Unlike some of those, I don't think using regexp an issue in any way.
Yes they are not readable, for sure, I 100% agree to that statement, but
you can make them readable very easily.

# not readable
match = re.search('\d+\.\d+\.\d+\.\d+\s+(\S+)', line)


# readable
match = re.search('\d+\.\d+\.\d+\.\d+\s+(\S+)', line) # match
'192.168.200.1 (foo123)'

I gladly understand ppl that are not willing to use regexp (or as last
resort), but for a perl guy, that should not be an issue.

JM

Duncan Booth

3/5/2010 1:39:00 PM

0

Jean-Michel Pichavant <jeanmichel@sequans.com> wrote:

> You've already been given good advices.
> Unlike some of those, I don't think using regexp an issue in any way.
> Yes they are not readable, for sure, I 100% agree to that statement, but
> you can make them readable very easily.
>
> # not readable
> match = re.search('\d+\.\d+\.\d+\.\d+\s+(\S+)', line)
>
>
> # readable
> match = re.search('\d+\.\d+\.\d+\.\d+\s+(\S+)', line) # match
> '192.168.200.1 (foo123)'
>
> I gladly understand ppl that are not willing to use regexp (or as last
> resort), but for a perl guy, that should not be an issue.

The problem with your comment is that just by existing it means people will
be misled into thinking the regex is being used to match strings like
'192.168.200.1 (foo123)'
when in fact the OP is expecting to match strings like
'192.168.200.1 foo123'

i.e. you may mislead some people into thinking the parentheses are part of
what is being matched when they're actually grouping within the regex.

Another problem with either regular expression line is that it makes it
less easy to see that it doesn't do what the OP wanted. /etc/hosts contains
lines with an IP address followed by multiple hostnames. It may also
contain comments either as complete lines or at the end of lines. The code
given will miss hostnames after the first and will include hostnames in
commented out lines.

--
Duncan Booth http://kupuguy.bl...

Jean-Michel Pichavant

3/5/2010 2:29:00 PM

0

Duncan Booth wrote:
> Jean-Michel Pichavant <jeanmichel@sequans.com> wrote:
>
>
>> You've already been given good advices.
>> Unlike some of those, I don't think using regexp an issue in any way.
>> Yes they are not readable, for sure, I 100% agree to that statement, but
>> you can make them readable very easily.
>>
>> # not readable
>> match = re.search('\d+\.\d+\.\d+\.\d+\s+(\S+)', line)
>>
>>
>> # readable
>> match = re.search('\d+\.\d+\.\d+\.\d+\s+(\S+)', line) # match
>> '192.168.200.1 (foo123)'
>>
>> I gladly understand ppl that are not willing to use regexp (or as last
>> resort), but for a perl guy, that should not be an issue.
>>
>
> The problem with your comment is that just by existing it means people will
> be misled into thinking the regex is being used to match strings like
> '192.168.200.1 (foo123)'
> when in fact the OP is expecting to match strings like
> '192.168.200.1 foo123'
>
> i.e. you may mislead some people into thinking the parentheses are part of
> what is being matched when they're actually grouping within the regex.
>
> Another problem with either regular expression line is that it makes it
> less easy to see that it doesn't do what the OP wanted. /etc/hosts contains
> lines with an IP address followed by multiple hostnames. It may also
> contain comments either as complete lines or at the end of lines. The code
> given will miss hostnames after the first and will include hostnames in
> commented out lines.
>
>
And tell me how not using regexp will ensure the /etc/hosts processing
is correct ? The non regexp solutions provided in this thread did not
handled what you rightfully pointed out about host list and commented lines.

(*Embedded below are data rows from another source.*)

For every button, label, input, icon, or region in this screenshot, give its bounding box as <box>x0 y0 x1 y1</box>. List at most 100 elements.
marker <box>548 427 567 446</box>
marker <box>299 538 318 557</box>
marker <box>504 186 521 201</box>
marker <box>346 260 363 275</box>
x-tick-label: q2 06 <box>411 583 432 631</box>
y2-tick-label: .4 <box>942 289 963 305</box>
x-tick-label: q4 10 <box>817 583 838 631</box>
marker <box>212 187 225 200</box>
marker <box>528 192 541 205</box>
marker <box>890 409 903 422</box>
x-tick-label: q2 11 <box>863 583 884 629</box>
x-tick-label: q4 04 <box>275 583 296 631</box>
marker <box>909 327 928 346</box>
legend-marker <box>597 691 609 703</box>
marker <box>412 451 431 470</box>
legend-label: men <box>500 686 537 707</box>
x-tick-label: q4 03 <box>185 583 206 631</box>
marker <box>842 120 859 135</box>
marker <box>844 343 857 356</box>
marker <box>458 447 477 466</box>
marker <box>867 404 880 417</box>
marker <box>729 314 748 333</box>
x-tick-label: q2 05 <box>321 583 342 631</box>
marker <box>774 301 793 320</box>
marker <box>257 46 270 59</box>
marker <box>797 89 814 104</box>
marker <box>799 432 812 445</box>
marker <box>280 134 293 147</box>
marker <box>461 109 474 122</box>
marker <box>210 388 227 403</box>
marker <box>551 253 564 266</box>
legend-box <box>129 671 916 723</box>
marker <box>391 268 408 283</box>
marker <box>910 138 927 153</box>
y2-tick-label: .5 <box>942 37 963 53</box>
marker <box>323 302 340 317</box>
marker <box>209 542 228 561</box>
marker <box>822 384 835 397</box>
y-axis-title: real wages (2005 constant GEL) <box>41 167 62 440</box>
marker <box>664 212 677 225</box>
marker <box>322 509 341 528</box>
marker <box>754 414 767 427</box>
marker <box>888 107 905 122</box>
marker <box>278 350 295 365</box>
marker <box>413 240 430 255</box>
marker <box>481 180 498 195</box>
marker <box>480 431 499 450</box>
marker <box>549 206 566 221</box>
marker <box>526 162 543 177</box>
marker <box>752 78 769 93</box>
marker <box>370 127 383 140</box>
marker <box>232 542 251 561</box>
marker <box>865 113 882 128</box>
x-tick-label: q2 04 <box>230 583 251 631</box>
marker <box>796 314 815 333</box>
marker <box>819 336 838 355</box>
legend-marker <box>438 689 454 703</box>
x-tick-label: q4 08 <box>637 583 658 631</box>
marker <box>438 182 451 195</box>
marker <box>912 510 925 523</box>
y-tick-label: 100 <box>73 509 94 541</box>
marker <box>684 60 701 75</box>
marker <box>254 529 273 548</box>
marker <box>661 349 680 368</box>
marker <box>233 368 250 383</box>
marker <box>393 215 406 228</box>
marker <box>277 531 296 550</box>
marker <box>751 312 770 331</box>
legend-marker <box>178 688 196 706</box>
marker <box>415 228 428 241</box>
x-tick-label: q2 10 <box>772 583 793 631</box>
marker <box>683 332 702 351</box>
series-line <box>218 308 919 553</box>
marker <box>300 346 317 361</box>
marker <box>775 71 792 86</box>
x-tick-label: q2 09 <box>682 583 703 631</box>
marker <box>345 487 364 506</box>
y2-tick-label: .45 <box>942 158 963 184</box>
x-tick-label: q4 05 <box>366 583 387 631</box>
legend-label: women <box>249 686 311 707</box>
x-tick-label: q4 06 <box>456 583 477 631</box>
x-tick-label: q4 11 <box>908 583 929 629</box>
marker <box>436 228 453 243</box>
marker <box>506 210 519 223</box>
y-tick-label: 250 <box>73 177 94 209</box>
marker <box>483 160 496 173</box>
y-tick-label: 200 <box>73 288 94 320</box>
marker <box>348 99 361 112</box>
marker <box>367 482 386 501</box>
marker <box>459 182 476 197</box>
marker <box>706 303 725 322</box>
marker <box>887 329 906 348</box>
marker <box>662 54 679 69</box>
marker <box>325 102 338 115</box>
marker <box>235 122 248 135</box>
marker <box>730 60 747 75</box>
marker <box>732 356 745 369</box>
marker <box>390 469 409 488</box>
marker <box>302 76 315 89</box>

And FYI, the OP pattern does match '192.168.200.1 (foo123)'
....
Ok that's totally unfair :D You're right I made a mistake. Still the
comment is absolutely required (provided it's correct).

JM

Duncan Booth

3/5/2010 3:00:00 PM

0

Jean-Michel Pichavant <jeanmichel@sequans.com> wrote:

> And tell me how not using regexp will ensure the /etc/hosts processing
> is correct ? The non regexp solutions provided in this thread did not
> handled what you rightfully pointed out about host list and commented
> lines.

It won't make is automatically correct, but I'd guess that written without
being so dependent on regexes might have made someone point out those
deficiencies sooner. The point being that casual readers of the code won't
take the time to decode the regex, they'll glance over it and assume it
does something or other sensible.

If I was writing that code, I'd read each line, strip off comments and
leading whitespace (so you can use re.match instead of re.search), split on
whitespace and take all but the first field. I might check that the field
I'm ignoring it something like a numeric ip address, but if I did want to
do then I'd include range checking for valid octets so still no regex.

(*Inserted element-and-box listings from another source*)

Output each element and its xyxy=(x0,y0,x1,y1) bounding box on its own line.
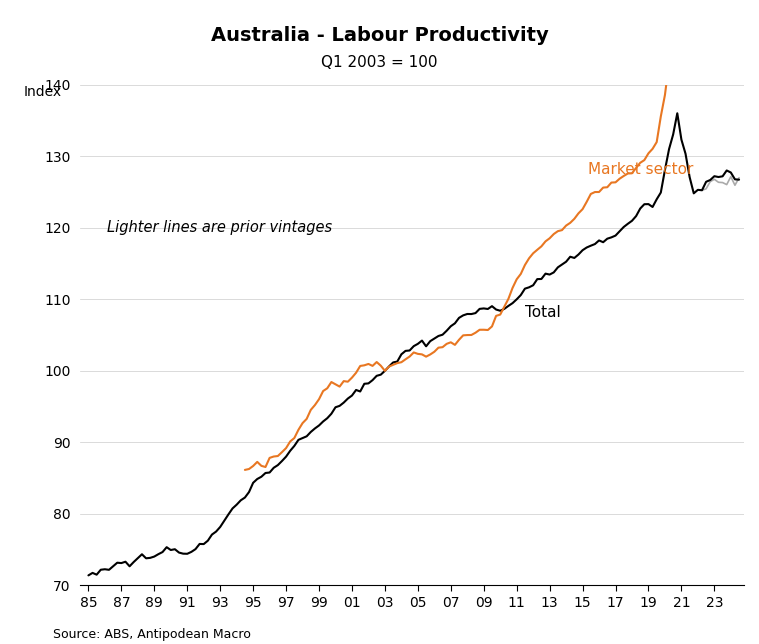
Text: Total: Total xyxy=(525,305,561,320)
Text: Source: ABS, Antipodean Macro: Source: ABS, Antipodean Macro xyxy=(53,628,251,641)
Text: Index: Index xyxy=(24,85,62,99)
Text: Market sector: Market sector xyxy=(587,162,693,177)
Text: Lighter lines are prior vintages: Lighter lines are prior vintages xyxy=(107,220,332,235)
Text: Australia - Labour Productivity: Australia - Labour Productivity xyxy=(211,26,548,45)
Text: Q1 2003 = 100: Q1 2003 = 100 xyxy=(321,55,438,70)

The whole of that I'd wrap in a generator so what you get back is a
sequence of host names.

However that's just me. I'm not averse to regular expressions, I've written
some real mammoths from time to time, but I do avoid them when there are
simpler clearer alternatives.

> And FYI, the OP pattern does match '192.168.200.1 (foo123)'
> ...
> Ok that's totally unfair :D You're right I made a mistake. Still the
> comment is absolutely required (provided it's correct).
>
Yes, the comment would have been good had it been correct. I'd also go for
a named group as that provides additional context within the regex.

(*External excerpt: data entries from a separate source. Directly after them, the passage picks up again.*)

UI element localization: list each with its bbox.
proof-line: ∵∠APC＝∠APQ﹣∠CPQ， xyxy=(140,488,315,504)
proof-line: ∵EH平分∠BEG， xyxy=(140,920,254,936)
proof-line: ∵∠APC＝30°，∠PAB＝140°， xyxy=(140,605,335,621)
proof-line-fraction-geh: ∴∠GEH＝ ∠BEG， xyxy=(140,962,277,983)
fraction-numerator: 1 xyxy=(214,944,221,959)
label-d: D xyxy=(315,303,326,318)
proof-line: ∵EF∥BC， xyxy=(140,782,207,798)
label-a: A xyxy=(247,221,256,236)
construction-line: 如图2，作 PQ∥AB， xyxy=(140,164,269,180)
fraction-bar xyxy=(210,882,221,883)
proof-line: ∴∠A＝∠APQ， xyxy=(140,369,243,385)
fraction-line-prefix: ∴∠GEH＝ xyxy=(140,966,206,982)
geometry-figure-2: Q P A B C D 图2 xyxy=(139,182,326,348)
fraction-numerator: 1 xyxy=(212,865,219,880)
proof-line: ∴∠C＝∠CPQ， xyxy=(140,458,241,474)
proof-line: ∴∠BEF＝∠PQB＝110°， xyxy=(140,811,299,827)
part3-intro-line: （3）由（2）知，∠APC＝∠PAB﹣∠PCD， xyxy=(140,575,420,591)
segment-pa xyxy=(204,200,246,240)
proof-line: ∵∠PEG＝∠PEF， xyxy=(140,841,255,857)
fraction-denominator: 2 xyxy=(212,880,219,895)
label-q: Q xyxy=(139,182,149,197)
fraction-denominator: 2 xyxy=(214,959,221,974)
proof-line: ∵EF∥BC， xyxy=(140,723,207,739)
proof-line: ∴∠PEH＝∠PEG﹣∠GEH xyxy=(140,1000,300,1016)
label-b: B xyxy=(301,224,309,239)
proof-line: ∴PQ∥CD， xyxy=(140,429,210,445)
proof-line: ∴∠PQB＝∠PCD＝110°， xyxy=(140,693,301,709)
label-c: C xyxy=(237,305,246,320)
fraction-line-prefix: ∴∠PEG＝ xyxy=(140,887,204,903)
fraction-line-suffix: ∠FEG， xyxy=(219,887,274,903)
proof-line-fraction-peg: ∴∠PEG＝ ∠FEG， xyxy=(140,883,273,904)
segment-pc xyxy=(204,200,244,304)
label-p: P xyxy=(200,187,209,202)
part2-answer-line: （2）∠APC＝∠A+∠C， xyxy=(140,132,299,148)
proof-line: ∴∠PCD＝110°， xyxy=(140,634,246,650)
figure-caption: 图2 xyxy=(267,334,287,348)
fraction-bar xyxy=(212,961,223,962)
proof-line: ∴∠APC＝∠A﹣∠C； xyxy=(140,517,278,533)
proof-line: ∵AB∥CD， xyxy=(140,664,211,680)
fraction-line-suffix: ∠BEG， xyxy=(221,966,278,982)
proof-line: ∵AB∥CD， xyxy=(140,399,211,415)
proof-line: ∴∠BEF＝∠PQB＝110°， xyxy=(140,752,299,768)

Also if there are several similar regular expressions in the code, or if
they get too complex I'd build them up in parts. e.g.

OCTET = r'(?:\d|[1-9]\d|1\d\d|2[0-4]\d|25[0-5])'
ADDRESS = (OCTET + r'\.') * 3 + OCTET
HOSTNAME = r'[-a-zA-Z0-9]+(?:\.[-a-zA-Z0-9]+)*'
# could use \S+ but my Linux manual says
# alphanumeric, dash and dots only
.... and so on ...

which provides another way of documenting the intentions of the regex.

BTW, I'm not advocating that here, the above patterns would be overkill,
but in more complex situations thats what I'd do.